Two men have been arrested over the death of 26 Nigerian women abused and murdered in the Mediterranean Sea.
Italian officials have arrested a Libyan and an Egyptian.
A Spanish warship Cantabria had docked in the southern part of Salemo carrying 375 migrants and the dead women.
Twenty-three of the dead women had been on a rubber boat with 64 other people.
Italian media report that the women's bodies are being kept in a refrigerated section of the warship. Most of them were aged 14-18.
Five of the surviving migrants have been questioned about what happened to the women, some as young as 14, and they identified two men who are believed to have captained one of the boats.
Most of the 375 survivors brought to Salerno were sub-Saharan Africans, from Nigeria, Senegal, Ghana, The Gambia and Sudan, the daily La Repubblica reports.
Among them were 90 women - eight pregnant - and 52 children.
Some believe the girls were victims of sex trafficking, but experts believe otherwise.
"Sex trafficking routes are different, with different dynamics used.
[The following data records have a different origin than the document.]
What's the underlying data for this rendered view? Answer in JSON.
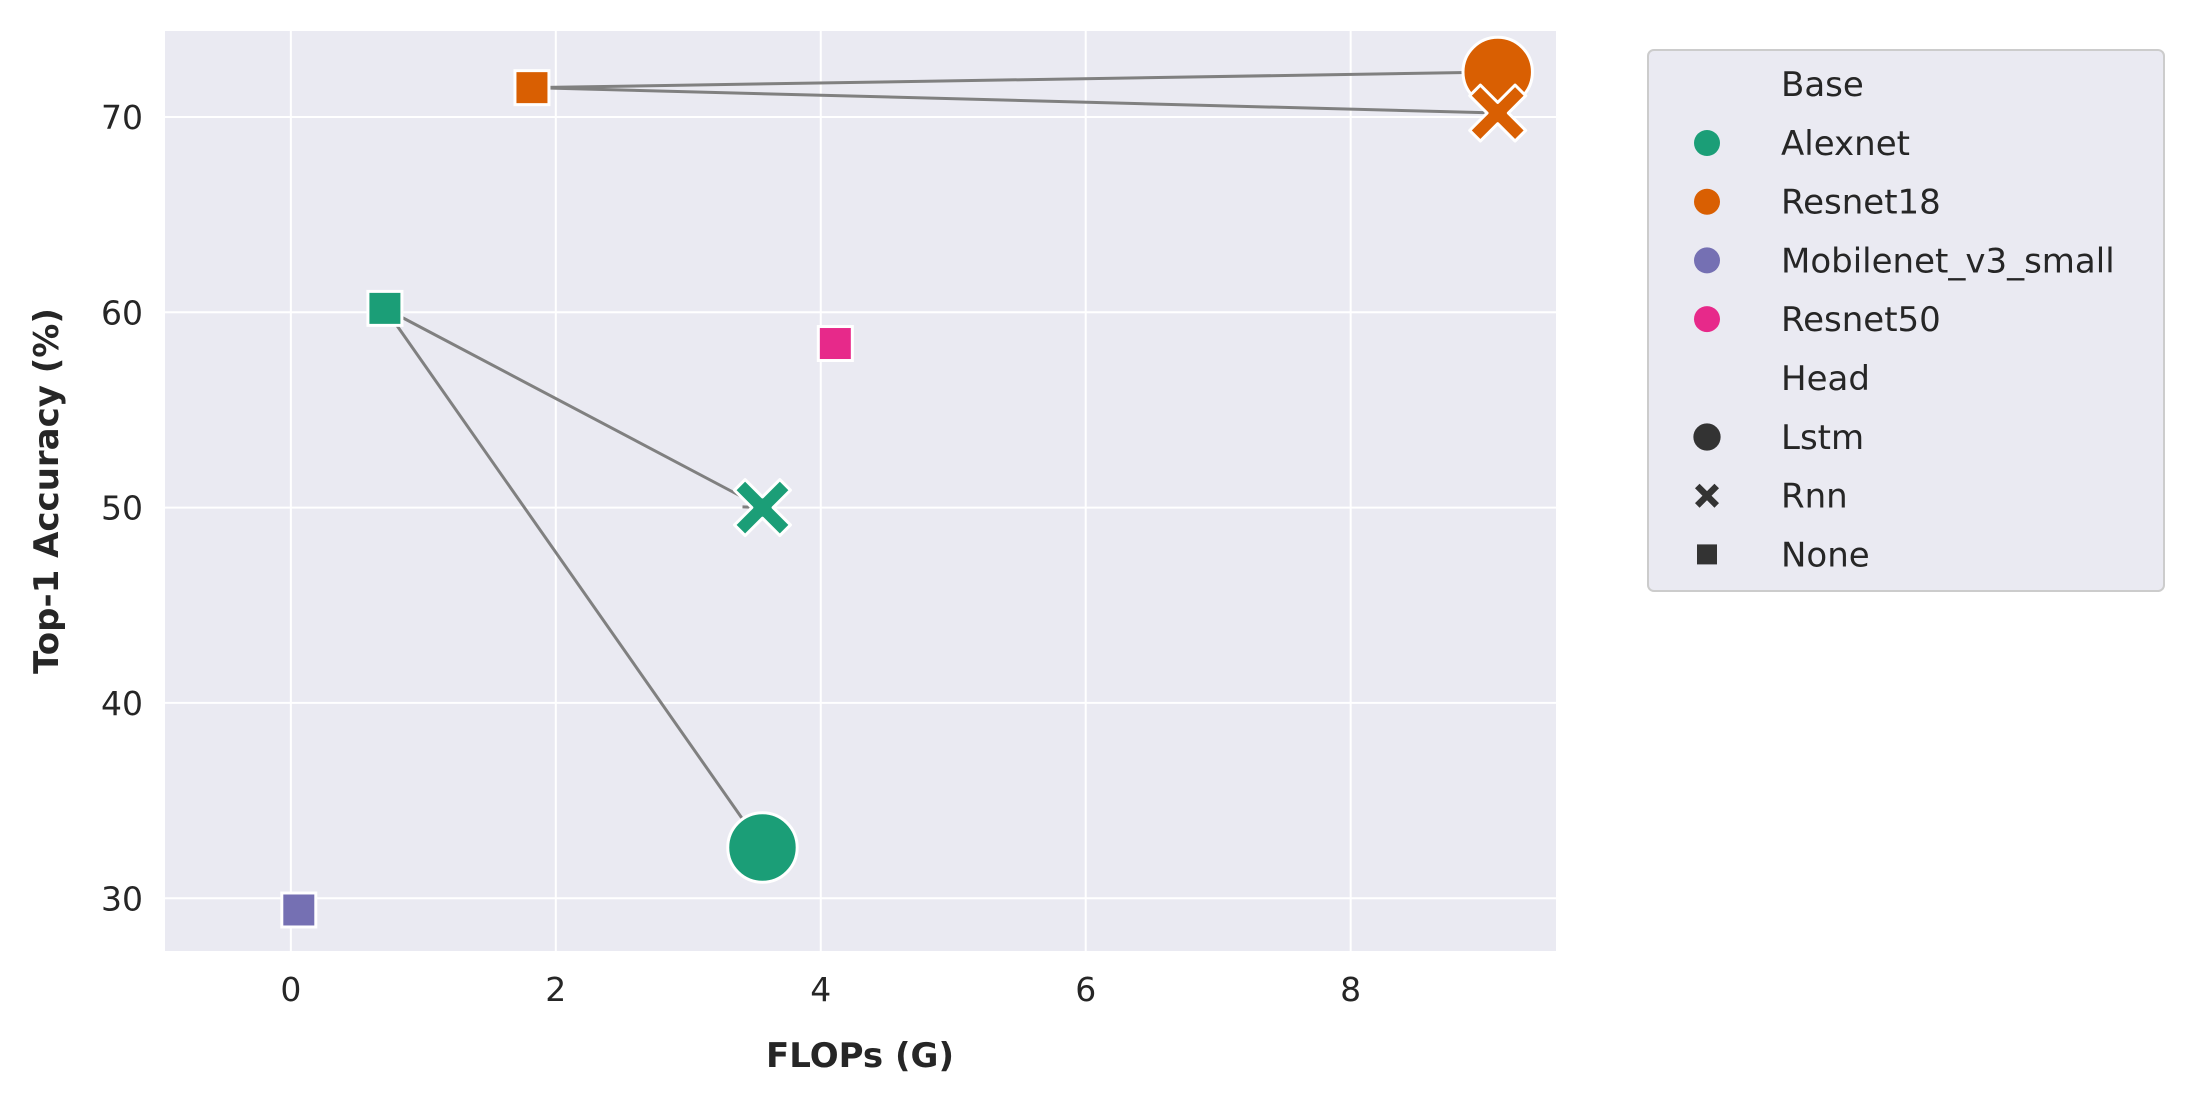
{
  "chart_data": {
    "type": "scatter",
    "title": "",
    "xlabel": "FLOPs (G)",
    "ylabel": "Top-1 Accuracy (%)",
    "xlim": [
      -0.95,
      9.55
    ],
    "ylim": [
      27.3,
      74.4
    ],
    "xticks": [
      0,
      2,
      4,
      6,
      8
    ],
    "yticks": [
      30,
      40,
      50,
      60,
      70
    ],
    "grid": true,
    "legend_position": "outside-right",
    "colors": {
      "Alexnet": "#1b9e77",
      "Resnet18": "#d95f02",
      "Mobilenet_v3_small": "#7570b3",
      "Resnet50": "#e7298a",
      "plot_background": "#eaeaf2",
      "grid": "#ffffff",
      "arrow": "#808080"
    },
    "points": [
      {
        "base": "Alexnet",
        "head": "None",
        "x": 0.71,
        "y": 60.2
      },
      {
        "base": "Alexnet",
        "head": "Rnn",
        "x": 3.56,
        "y": 50.0
      },
      {
        "base": "Alexnet",
        "head": "Lstm",
        "x": 3.56,
        "y": 32.6
      },
      {
        "base": "Resnet18",
        "head": "None",
        "x": 1.82,
        "y": 71.5
      },
      {
        "base": "Resnet18",
        "head": "Lstm",
        "x": 9.11,
        "y": 72.3
      },
      {
        "base": "Resnet18",
        "head": "Rnn",
        "x": 9.11,
        "y": 70.2
      },
      {
        "base": "Mobilenet_v3_small",
        "head": "None",
        "x": 0.06,
        "y": 29.4
      },
      {
        "base": "Resnet50",
        "head": "None",
        "x": 4.11,
        "y": 58.4
      }
    ],
    "arrows": [
      {
        "from": [
          0.71,
          60.2
        ],
        "to": [
          3.56,
          50.0
        ]
      },
      {
        "from": [
          0.71,
          60.2
        ],
        "to": [
          3.56,
          32.6
        ]
      },
      {
        "from": [
          1.82,
          71.5
        ],
        "to": [
          9.11,
          72.3
        ]
      },
      {
        "from": [
          1.82,
          71.5
        ],
        "to": [
          9.11,
          70.2
        ]
      }
    ],
    "legend": {
      "base_title": "Base",
      "bases": [
        "Alexnet",
        "Resnet18",
        "Mobilenet_v3_small",
        "Resnet50"
      ],
      "head_title": "Head",
      "heads": [
        "Lstm",
        "Rnn",
        "None"
      ]
    }
  }
}
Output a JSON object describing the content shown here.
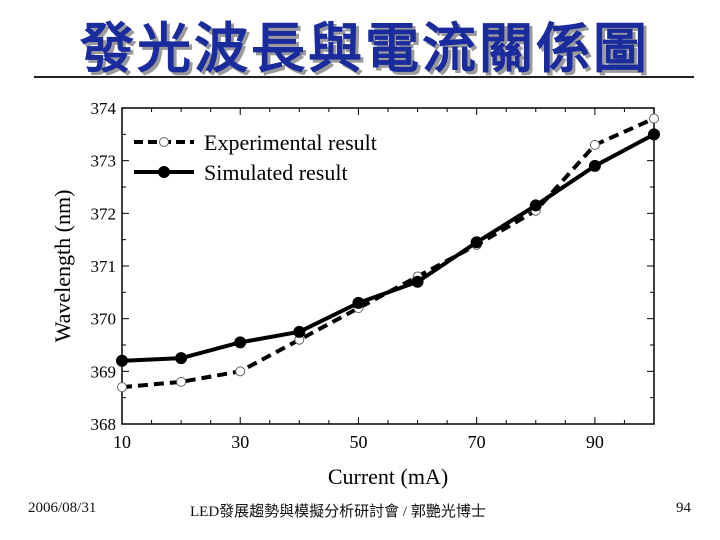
{
  "slide": {
    "title": "發光波長與電流關係圖",
    "footer_date": "2006/08/31",
    "footer_center": "LED發展趨勢與模擬分析研討會 / 郭艷光博士",
    "page_number": "94"
  },
  "colors": {
    "title": "#1a2b9e",
    "title_shadow": "#9a9a9a",
    "series": "#000000"
  },
  "chart_data": {
    "type": "line",
    "title": "",
    "xlabel": "Current (mA)",
    "ylabel": "Wavelength (nm)",
    "xlim": [
      10,
      100
    ],
    "ylim": [
      368,
      374
    ],
    "xticks": [
      10,
      30,
      50,
      70,
      90
    ],
    "yticks": [
      368,
      369,
      370,
      371,
      372,
      373,
      374
    ],
    "legend_position": "top-left",
    "series": [
      {
        "name": "Experimental result",
        "style": "dashed",
        "marker": "open-circle",
        "x": [
          10,
          20,
          30,
          40,
          50,
          60,
          70,
          80,
          90,
          100
        ],
        "y": [
          368.7,
          368.8,
          369.0,
          369.6,
          370.2,
          370.8,
          371.4,
          372.05,
          373.3,
          373.8
        ]
      },
      {
        "name": "Simulated result",
        "style": "solid",
        "marker": "filled-circle",
        "x": [
          10,
          20,
          30,
          40,
          50,
          60,
          70,
          80,
          90,
          100
        ],
        "y": [
          369.2,
          369.25,
          369.55,
          369.75,
          370.3,
          370.7,
          371.45,
          372.15,
          372.9,
          373.5
        ]
      }
    ]
  }
}
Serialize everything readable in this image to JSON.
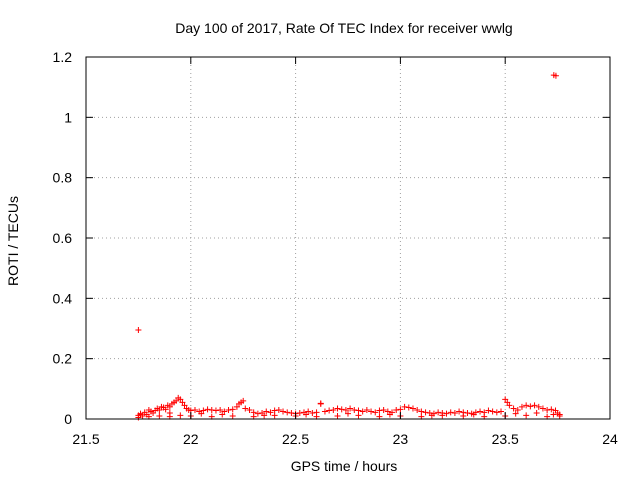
{
  "chart_data": {
    "type": "scatter",
    "title": "Day 100 of 2017, Rate Of TEC Index for receiver wwlg",
    "xlabel": "GPS time / hours",
    "ylabel": "ROTI / TECUs",
    "xlim": [
      21.5,
      24
    ],
    "ylim": [
      0,
      1.2
    ],
    "xticks": [
      21.5,
      22,
      22.5,
      23,
      23.5,
      24
    ],
    "xtick_labels": [
      "21.5",
      "22",
      "22.5",
      "23",
      "23.5",
      "24"
    ],
    "yticks": [
      0,
      0.2,
      0.4,
      0.6,
      0.8,
      1.0,
      1.2
    ],
    "ytick_labels": [
      "0",
      "0.2",
      "0.4",
      "0.6",
      "0.8",
      "1",
      "1.2"
    ],
    "grid": true,
    "marker": "+",
    "color": "#ff0000",
    "series": [
      {
        "name": "ROTI",
        "x": [
          21.75,
          21.76,
          21.77,
          21.78,
          21.79,
          21.8,
          21.81,
          21.82,
          21.83,
          21.84,
          21.85,
          21.86,
          21.87,
          21.88,
          21.89,
          21.9,
          21.91,
          21.92,
          21.93,
          21.94,
          21.95,
          21.96,
          21.97,
          21.98,
          21.99,
          22.0,
          22.02,
          22.04,
          22.06,
          22.08,
          22.1,
          22.12,
          22.14,
          22.16,
          22.18,
          22.2,
          22.22,
          22.23,
          22.24,
          22.25,
          22.26,
          22.28,
          22.3,
          22.32,
          22.34,
          22.36,
          22.38,
          22.4,
          22.42,
          22.44,
          22.46,
          22.48,
          22.5,
          22.52,
          22.54,
          22.56,
          22.58,
          22.6,
          22.62,
          22.64,
          22.66,
          22.68,
          22.7,
          22.72,
          22.74,
          22.76,
          22.78,
          22.8,
          22.82,
          22.84,
          22.86,
          22.88,
          22.9,
          22.92,
          22.94,
          22.96,
          22.98,
          23.0,
          23.02,
          23.04,
          23.06,
          23.08,
          23.1,
          23.12,
          23.14,
          23.16,
          23.18,
          23.2,
          23.22,
          23.24,
          23.26,
          23.28,
          23.3,
          23.32,
          23.34,
          23.36,
          23.38,
          23.4,
          23.42,
          23.44,
          23.46,
          23.48,
          23.5,
          23.51,
          23.52,
          23.54,
          23.56,
          23.58,
          23.6,
          23.62,
          23.64,
          23.66,
          23.68,
          23.7,
          23.72,
          23.74,
          23.75,
          23.76,
          21.75,
          21.8,
          21.85,
          21.9,
          21.95,
          22.0,
          22.1,
          22.2,
          22.3,
          22.4,
          22.5,
          22.6,
          22.7,
          22.8,
          22.9,
          23.0,
          23.1,
          23.2,
          23.3,
          23.4,
          23.5,
          23.6,
          23.7,
          23.76,
          21.76,
          21.9,
          22.05,
          22.15,
          22.35,
          22.55,
          22.75,
          22.95,
          23.15,
          23.35,
          23.55,
          23.65,
          23.73,
          21.75,
          22.62,
          23.732,
          23.742
        ],
        "y": [
          0.012,
          0.018,
          0.01,
          0.022,
          0.015,
          0.03,
          0.025,
          0.02,
          0.028,
          0.035,
          0.03,
          0.04,
          0.038,
          0.032,
          0.045,
          0.04,
          0.05,
          0.055,
          0.06,
          0.07,
          0.065,
          0.055,
          0.045,
          0.035,
          0.03,
          0.028,
          0.03,
          0.025,
          0.028,
          0.032,
          0.03,
          0.028,
          0.03,
          0.025,
          0.03,
          0.032,
          0.04,
          0.05,
          0.055,
          0.06,
          0.035,
          0.03,
          0.022,
          0.018,
          0.02,
          0.025,
          0.022,
          0.028,
          0.03,
          0.025,
          0.022,
          0.02,
          0.018,
          0.02,
          0.022,
          0.025,
          0.02,
          0.022,
          0.05,
          0.025,
          0.028,
          0.03,
          0.035,
          0.032,
          0.03,
          0.035,
          0.03,
          0.028,
          0.025,
          0.03,
          0.025,
          0.022,
          0.028,
          0.03,
          0.025,
          0.022,
          0.03,
          0.032,
          0.04,
          0.038,
          0.035,
          0.03,
          0.025,
          0.022,
          0.02,
          0.018,
          0.022,
          0.02,
          0.018,
          0.022,
          0.02,
          0.025,
          0.022,
          0.02,
          0.018,
          0.022,
          0.025,
          0.022,
          0.028,
          0.025,
          0.022,
          0.025,
          0.065,
          0.055,
          0.045,
          0.035,
          0.03,
          0.04,
          0.045,
          0.042,
          0.045,
          0.04,
          0.035,
          0.03,
          0.032,
          0.028,
          0.02,
          0.015,
          0.005,
          0.008,
          0.01,
          0.008,
          0.012,
          0.01,
          0.008,
          0.01,
          0.008,
          0.012,
          0.01,
          0.008,
          0.01,
          0.012,
          0.008,
          0.01,
          0.008,
          0.012,
          0.01,
          0.008,
          0.01,
          0.012,
          0.008,
          0.01,
          0.015,
          0.02,
          0.018,
          0.015,
          0.012,
          0.015,
          0.018,
          0.015,
          0.012,
          0.015,
          0.018,
          0.02,
          0.015,
          0.295,
          0.052,
          1.14,
          1.138
        ]
      }
    ]
  }
}
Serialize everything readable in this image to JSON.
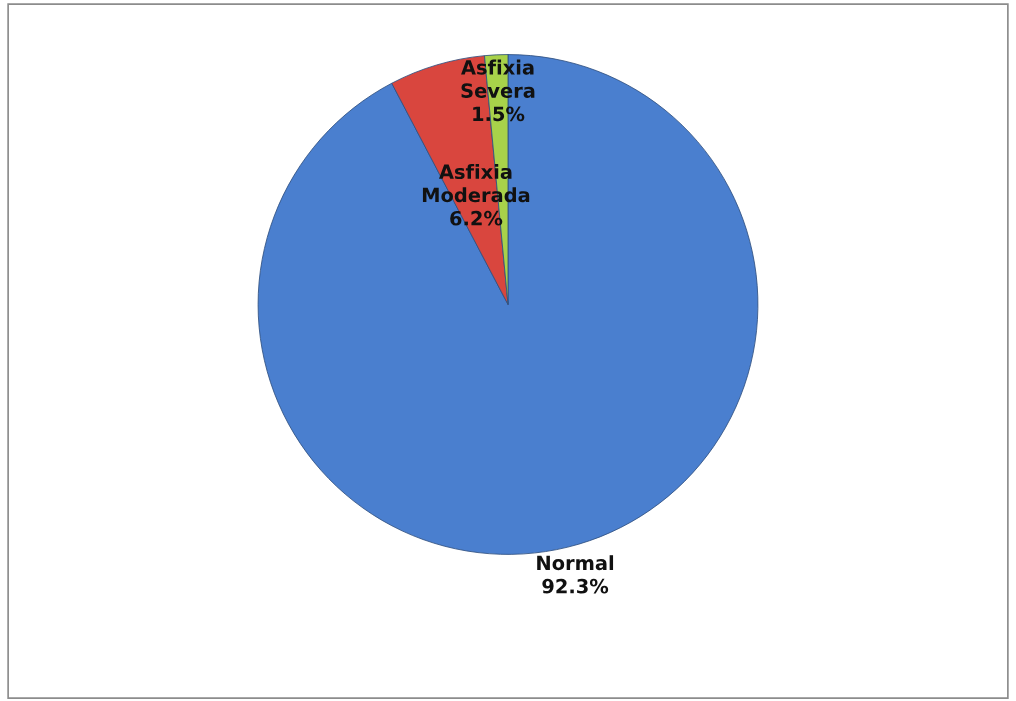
{
  "chart_data": {
    "type": "pie",
    "categories": [
      "Normal",
      "Asfixia Moderada",
      "Asfixia Severa"
    ],
    "values": [
      92.3,
      6.2,
      1.5
    ],
    "colors": [
      "#4a7fcf",
      "#d9463e",
      "#a8d24a"
    ],
    "value_labels": [
      "92.3%",
      "6.2%",
      "1.5%"
    ],
    "legend": false
  }
}
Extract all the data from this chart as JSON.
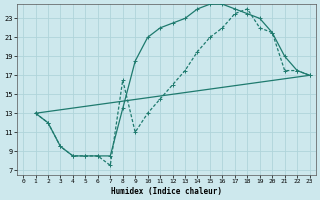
{
  "background_color": "#cde8ed",
  "grid_color": "#b0d4da",
  "line_color": "#1e7a6e",
  "xlabel": "Humidex (Indice chaleur)",
  "xlim": [
    -0.5,
    23.5
  ],
  "ylim": [
    6.5,
    24.5
  ],
  "xticks": [
    0,
    1,
    2,
    3,
    4,
    5,
    6,
    7,
    8,
    9,
    10,
    11,
    12,
    13,
    14,
    15,
    16,
    17,
    18,
    19,
    20,
    21,
    22,
    23
  ],
  "yticks": [
    7,
    9,
    11,
    13,
    15,
    17,
    19,
    21,
    23
  ],
  "line1_x": [
    1,
    2,
    3,
    4,
    5,
    6,
    7,
    8,
    9,
    10,
    11,
    12,
    13,
    14,
    15,
    16,
    17,
    18,
    19,
    20,
    21,
    22,
    23
  ],
  "line1_y": [
    13,
    12,
    9.5,
    8.5,
    8.5,
    8.5,
    8.5,
    13.5,
    18.5,
    21,
    22,
    22.5,
    23,
    24,
    24.5,
    24.5,
    24,
    23.5,
    23,
    21.5,
    19,
    17.5,
    17
  ],
  "line2_x": [
    1,
    2,
    3,
    4,
    5,
    6,
    7,
    8,
    9,
    10,
    11,
    12,
    13,
    14,
    15,
    16,
    17,
    18,
    19,
    20,
    21,
    22,
    23
  ],
  "line2_y": [
    13,
    12,
    9.5,
    8.5,
    8.5,
    8.5,
    7.5,
    16.5,
    11,
    13,
    14.5,
    16,
    17.5,
    19.5,
    21,
    22,
    23.5,
    24,
    22,
    21.5,
    17.5,
    17.5,
    17
  ],
  "line3_x": [
    1,
    23
  ],
  "line3_y": [
    13,
    17
  ]
}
Loading women on to a boat is too risky for the traffickers, as they could risk losing all of their 'goods' - as they like to call them - in one fell swoop," Salerno prefect Salvatore Malfi told the Italian press.
One of the survivors, Dora Omoruyi, a 23-year old arts student from Benin, Edo State, said she left Nigeria because of the lack of employment opportunities.
She said: "I wanted to reach Italy. I don't know what to do now.
"I see no future in Nigeria, there are no jobs."